Sara did not give up. Dragging Yitzhak and Pnina-Mazal behind her she went into the next barbershop. This time the barber was ready and willing to shear off her locks, and even gave her a price. He plaited her hair into a thick braid and tried to lop it off with his scissors. The thick braid resisted his attempts. When he exerted all his strength, the blades of the scissors bent out of shape. For a moment or two he stood and stared in confusion at the braid in front of him, but immediately recovered and began to sharpen the razor on the leather strap attached to the chair. He tested the edge of the blade on his finger and brought it to her hair. A few strands of hair fell off her braid. But the braid was as thick and as strong as a sailor’s rope, and before he managed to shear off more of her hair the razor blade blunted and he was unable to continue cutting. Then he undid the braid he had plaited and the silken waves of gold released from the confines of the braid flooded her nape and poured down her back, covered her waist and her thighs, flowed down her legs, and coiled tightly round her ankles, as if refusing to part from her. Then the barber took fine tresses of her hair between his thick fingers and passed them under the razor one by one. Soon the filthy floor of the barbershop was covered with piles of golden silk. Strand by strand Sara’s shorn hair surrounded her. With every tress of hair she shed Sara felt as if a weight had fallen from her head and her heart. After laboring long and hard the barber conclud
ed his work, leaving Sara’s head covered by a stubble as hard as the bristles of a brush.
“And now shave it off,” she demanded.
The barber soaped her head, sharpened his razor, and shaved her round head, stretching the skin and passing the blade over it as carefully as if he were shaving the cheeks of a man. With a sigh of relief Sara passed her hand over her smooth, shining scalp. The lice had vanished without a trace, the itching had stopped, and a pleasant coolness spread through her from her head right down to her toes.
“Bring me a mirror,” she commanded.
A piece of broken mirror spotted with black mold was hesitantly offered her.
Sara stared at her new image. Her head was smooth and gleaming and her eyes swam large and prominent in the nakedness of her face.
Yitzhak, who had been busy all this time banging his head against the peeling blue wall, stopped abruptly. He looked at her as if he were suddenly seeing her for the first time in his life. Sara felt his gaze sliding over her bald head and penetrating her eyes. For the first time in her life she was able to look straight into the eyes of her son, which rounded in surprise.

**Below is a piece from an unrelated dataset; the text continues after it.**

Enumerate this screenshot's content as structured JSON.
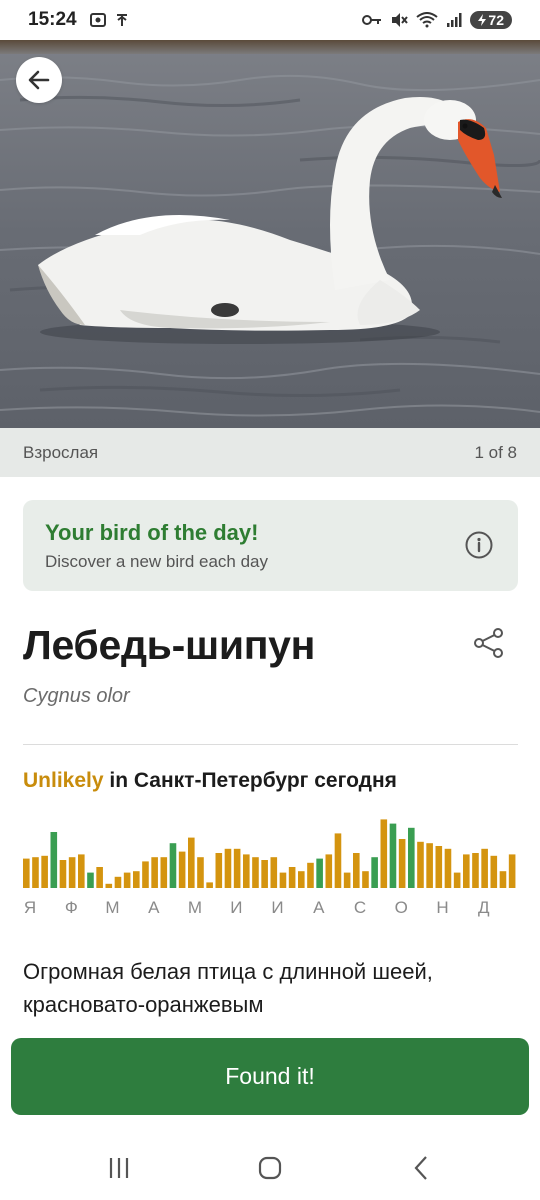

“Yitzhak says that you’re much more beautiful now,” Pnina-Mazal suddenly said, after standing by her mother’s side without saying a word during the entire operation.
“And what do you think?” asked Sara.
“I think so too,” lied the child. “You’re more beautiful without your hair.”
Laughing, Sara embraced her children, paid the barber, and with a light heart and a hairless head hurried out of the shop. A cool wind blowing from the sea chilled her shaved scalp and sent an agreeable frisson through her body.